Aku menoleh dan otomatis mencibir saat mengetahui siapa yang berkomentar. Suasana ruangan yang cukup riuh membuatku tidak dapat mengenali suara Vira, sahabatku, dengan cepat. Padahal suara Vira sangat mudah dikenal, cempreng banget. Bangunan gedung ini sepertinya tidak dilengkapi dengan alat pendeteksi pencemaran suara, karena kalau ada pasti sudah berbunyi nyaring saat ini. Campuran antara ratusan mahasiswa ditambah keluarganya sepertinya cukup membuat konser band rock besar iri.

"Bukan ejekan kali," lanjut Vira setelah berhasil menyelipkan diri tepat di sebelahku. Vira menggeser-geser tubuhku untuk mendapatkan ruang di dalam cermin juga. "Lihat nih rambut gue, susah banget tadi mau disanggul modern saja. Akhirnya digulung sedapatnya saja ini," ujar Vira sambil menunjukkan tatanan rambutnya ke arahku. Berbeda denganku yang memang selalu memiliki rambut panjang melewati bahu, Vira tidak suka berambut panjang. Sepanjang aku mengenalnya saat kuliah kemarin, Vira selalu memotong rambutnya selepas menyentuh bahu.

"Lagipula enggak penting banget segala tatanan rambut kece seperti ini, nanti juga berantakan tertutup toga," ujarku menunjuk poni rambut Vira yang terlihat tertata rapi hari ini.

"Aduh jadi ingat, perlengkapan wisuda kita masih di mobil gue. Kalau lihat rundown, setengah jam lagi sudah harus masuk convention hall. Ambil sekarang saja, yuk. Repot banget kalau minta tolong abang gue, keluarga gue sudah di dalam semua. Sinyalnya parah banget di sini."

"Lagian bisa banget sih lo lupa, memang waktu turun mobil enggak ngecek dulu," sindirku saat kami berjalan ke arah parkiran gedung. Aku memang menitipkan perlengkapan wisudaku ke Vira, selepas minggu lalu mengambilnya dari sekretariat fakultas. Alasannya simpel, karena Vira bawa mobil.

"Lo tahu kan keluarga gue, rempong habis semua. Baru keluar di area parkiran saja sudah mengeluh panas banget, semuanya sudah ribut mau cari tempat duduk di dalam. Mana ramai banget kan, emak gue sudah mengomel saja," gerutu Vira sambil merogoh tas kecil yang dibawanya, sepertinya mencari kunci mobil.

Aku tergelak, tahu persis seperti apa keluarga Vira. Alvira Regina Setiadi terlahir di keluarga pengusaha yang cukup berada dimana kenyamanan adalah nomor satu untuk mereka. Untung saja Vira tidak 100% seperti keluarganya, walau jujur saja, beberapa tahun ke depan Vira akan menyerupai sang ibu. Bibitnya sudah terlihat dari sekarang. Seperti sekarang, saat kami memasuki area convention hall tempat wisuda akan dilakukan, Vira tampak bertanya detail pada salah satu panitia acara. Mulai dari urutan yang akan naik panggung, posisi mahasiswa, pembagian barisan departemen, sampai siapa saja nama-nama mereka yang ada di atas panggung. Entah apa maksud pertanyaan terakhir. Sudah pasti para pejabat universitas bukan yang ada di atas panggung?

"Bokap gue minta gue cari tahu selain pejabat universitas, ada siapa lagi di atas panggung," bisik Vira ketika kami akhirnya menemukan barisan fakultas.
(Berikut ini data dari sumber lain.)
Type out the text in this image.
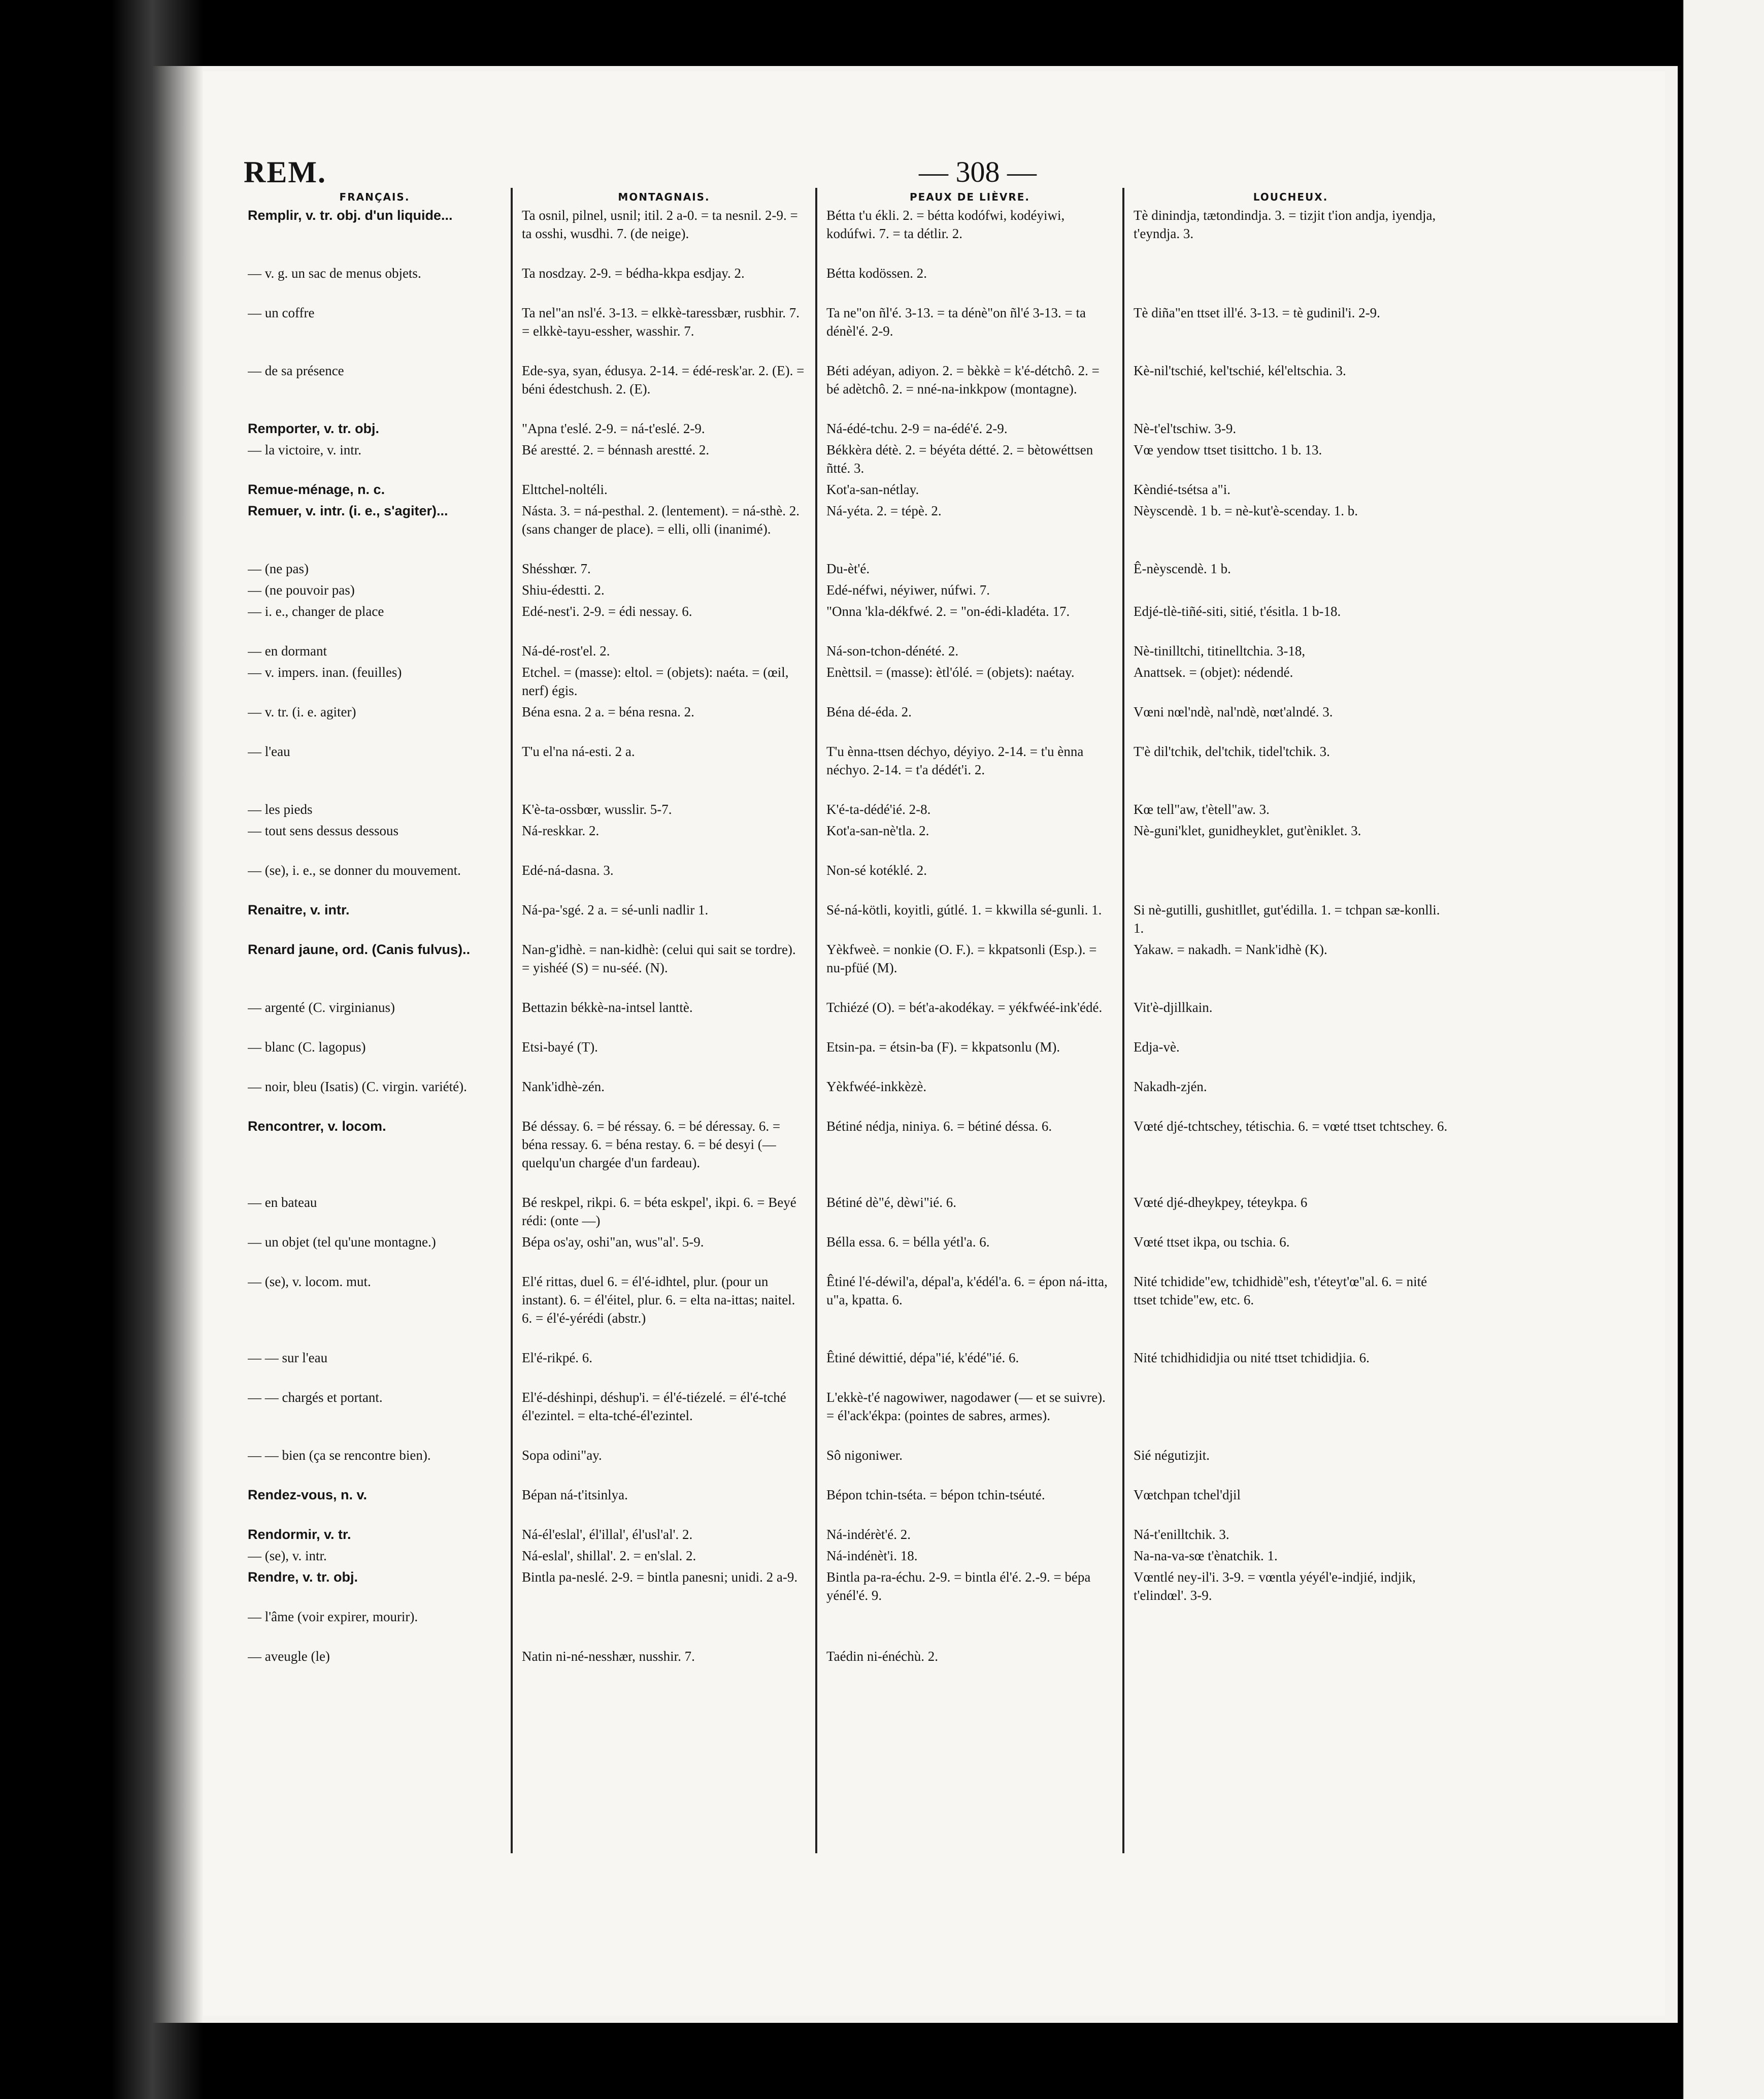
REM.	— 308 —
FRANÇAIS.
Remplir, v. tr. obj. d'un liquide...
— v. g. un sac de menus objets.
— un coffre
— de sa présence
Remporter, v. tr. obj.
— la victoire, v. intr.
Remue-ménage, n. c.
Remuer, v. intr. (i. e., s'agiter)...
— (ne pas)
— (ne pouvoir pas)
— i. e., changer de place
— en dormant
— v. impers. inan. (feuilles)
— v. tr. (i. e. agiter)
— l'eau
— les pieds
— tout sens dessus dessous
— (se), i. e., se donner du mouvement.
Renaitre, v. intr.
Renard jaune, ord. (Canis fulvus)..
— argenté (C. virginianus)
— blanc (C. lagopus)
— noir, bleu (Isatis) (C. virgin. variété).
Rencontrer, v. locom.
— en bateau
— un objet (tel qu'une montagne.)
— (se), v. locom. mut.
— — sur l'eau
— — chargés et portant.
— — bien (ça se rencontre bien).
Rendez-vous, n. v.
Rendormir, v. tr.
— (se), v. intr.
Rendre, v. tr. obj.
— l'âme (voir expirer, mourir).
— aveugle (le)
MONTAGNAIS.
Ta osnil, pilnel, usnil; itil. 2 a-0. = ta nesnil. 2-9. = ta osshi, wusdhi. 7. (de neige).
Ta nosdzay. 2-9. = bédha-kkpa esdjay. 2.
Ta nel"an nsl'é. 3-13. = elkkè-taressbær, rusbhir. 7. = elkkè-tayu-essher, wasshir. 7.
Ede-sya, syan, édusya. 2-14. = édé-resk'ar. 2. (E). = béni édestchush. 2. (E).
"Apna t'eslé. 2-9. = ná-t'eslé. 2-9.
Bé arestté. 2. = bénnash arestté. 2.
Elttchel-noltéli.
Násta. 3. = ná-pesthal. 2. (lentement). = ná-sthè. 2. (sans changer de place). = elli, olli (inanimé).
Shésshœr. 7.
Shiu-édestti. 2.
Edé-nest'i. 2-9. = édi nessay. 6.
Ná-dé-rost'el. 2.
Etchel. = (masse): eltol. = (objets): naéta. = (œil, nerf) égis.
Béna esna. 2 a. = béna resna. 2.
T'u el'na ná-esti. 2 a.
K'è-ta-ossbœr, wusslir. 5-7.
Ná-reskkar. 2.
Edé-ná-dasna. 3.
Ná-pa-'sgé. 2 a. = sé-unli nadlir 1.
Nan-g'idhè. = nan-kidhè: (celui qui sait se tordre). = yishéé (S) = nu-séé. (N).
Bettazin békkè-na-intsel lanttè.
Etsi-bayé (T).
Nank'idhè-zén.
Bé déssay. 6. = bé réssay. 6. = bé déressay. 6. = béna ressay. 6. = béna restay. 6. = bé desyi (— quelqu'un chargée d'un fardeau).
Bé reskpel, rikpi. 6. = béta eskpel', ikpi. 6. = Beyé rédi: (onte —)
Bépa os'ay, oshi"an, wus"al'. 5-9.
El'é rittas, duel 6. = él'é-idhtel, plur. (pour un instant). 6. = él'éitel, plur. 6. = elta na-ittas; naitel. 6. = él'é-yérédi (abstr.)
El'é-rikpé. 6.
El'é-déshinpi, déshup'i. = él'é-tiézelé. = él'é-tché él'ezintel. = elta-tché-él'ezintel.
Sopa odini"ay.
Bépan ná-t'itsinlya.
Ná-él'eslal', él'illal', él'usl'al'. 2.
Ná-eslal', shillal'. 2. = en'slal. 2.
Bintla pa-neslé. 2-9. = bintla panesni; unidi. 2 a-9.
Natin ni-né-nesshær, nusshir. 7.
PEAUX DE LIÈVRE.
Bétta t'u ékli. 2. = bétta kodófwi, kodéyiwi, kodúfwi. 7. = ta détlir. 2.
Bétta kodössen. 2.
Ta ne"on ñl'é. 3-13. = ta dénè"on ñl'é 3-13. = ta dénèl'é. 2-9.
Béti adéyan, adiyon. 2. = bèkkè = k'é-détchô. 2. = bé adètchô. 2. = nné-na-inkkpow (montagne).
Ná-édé-tchu. 2-9 = na-édé'é. 2-9.
Békkèra détè. 2. = béyéta détté. 2. = bètowéttsen ñtté. 3.
Kot'a-san-nétlay.
Ná-yéta. 2. = tépè. 2.
Du-èt'é.
Edé-néfwi, néyiwer, núfwi. 7.
"Onna 'kla-dékfwé. 2. = "on-édi-kladéta. 17.
Ná-son-tchon-dénété. 2.
Enèttsil. = (masse): ètl'ólé. = (objets): naétay.
Béna dé-éda. 2.
T'u ènna-ttsen déchyo, déyiyo. 2-14. = t'u ènna néchyo. 2-14. = t'a dédét'i. 2.
K'é-ta-dédé'ié. 2-8.
Kot'a-san-nè'tla. 2.
Non-sé kotéklé. 2.
Sé-ná-kötli, koyitli, gútlé. 1. = kkwilla sé-gunli. 1.
Yèkfweè. = nonkie (O. F.). = kkpatsonli (Esp.). = nu-pfüé (M).
Tchiézé (O). = bét'a-akodékay. = yékfwéé-ink'édé.
Etsin-pa. = étsin-ba (F). = kkpatsonlu (M).
Yèkfwéé-inkkèzè.
Bétiné nédja, niniya. 6. = bétiné déssa. 6.
Bétiné dè"é, dèwi"ié. 6.
Bélla essa. 6. = bélla yétl'a. 6.
Êtiné l'é-déwil'a, dépal'a, k'édél'a. 6. = épon ná-itta, u"a, kpatta. 6.
Êtiné déwittié, dépa"ié, k'édé"ié. 6.
L'ekkè-t'é nagowiwer, nagodawer (— et se suivre). = él'ack'ékpa: (pointes de sabres, armes).
Sô nigoniwer.
Bépon tchin-tséta. = bépon tchin-tséuté.
Ná-indérèt'é. 2.
Ná-indénèt'i. 18.
Bintla pa-ra-échu. 2-9. = bintla él'é. 2.-9. = bépa yénél'é. 9.
Taédin ni-énéchù. 2.
LOUCHEUX.
Tè dinindja, tætondindja. 3. = tizjit t'ion andja, iyendja, t'eyndja. 3.
Tè diña"en ttset ill'é. 3-13. = tè gudinil'i. 2-9.
Kè-nil'tschié, kel'tschié, kél'eltschia. 3.
Nè-t'el'tschiw. 3-9.
Vœ yendow ttset tisittcho. 1 b. 13.
Kèndié-tsétsa a"i.
Nèyscendè. 1 b. = nè-kut'è-scenday. 1. b.
Ê-nèyscendè. 1 b.
Edjé-tlè-tiñé-siti, sitié, t'ésitla. 1 b-18.
Nè-tinilltchi, titinelltchia. 3-18,
Anattsek. = (objet): nédendé.
Vœni nœl'ndè, nal'ndè, nœt'alndé. 3.
T'è dil'tchik, del'tchik, tidel'tchik. 3.
Kœ tell"aw, t'ètell"aw. 3.
Nè-guni'klet, gunidheyklet, gut'èniklet. 3.
Si nè-gutilli, gushitllet, gut'édilla. 1. = tchpan sæ-konlli. 1.
Yakaw. = nakadh. = Nank'idhè (K).
Vit'è-djillkain.
Edja-vè.
Nakadh-zjén.
Vœté djé-tchtschey, tétischia. 6. = vœté ttset tchtschey. 6.
Vœté djé-dheykpey, téteykpa. 6
Vœté ttset ikpa, ou tschia. 6.
Nité tchidide"ew, tchidhidè"esh, t'éteyt'œ"al. 6. = nité ttset tchide"ew, etc. 6.
Nité tchidhididjia ou nité ttset tchididjia. 6.
Sié négutizjit.
Vœtchpan tchel'djil
Ná-t'enilltchik. 3.
Na-na-va-sœ t'ènatchik. 1.
Vœntlé ney-il'i. 3-9. = vœntla yéyél'e-indjié, indjik, t'elindœl'. 3-9.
Untung saja nomor mahasiswa kami berdekatan, sehingga tidak masalah melanjutkan pembicaraan di tengah-tengah puluhan mahasiswa di barisan kami.

"Kenapa gitu?" bisikku balik sambil mengedarkan pandangan ke sekitar ruangan convention hall untuk mencari setitik petunjuk keberadaan keluargaku. Kami terpisah tepat saat aku memutuskan ke kamar mandi untuk merapikan pakaian sambil menunggu Vira, sekitar setengah jam yang lalu.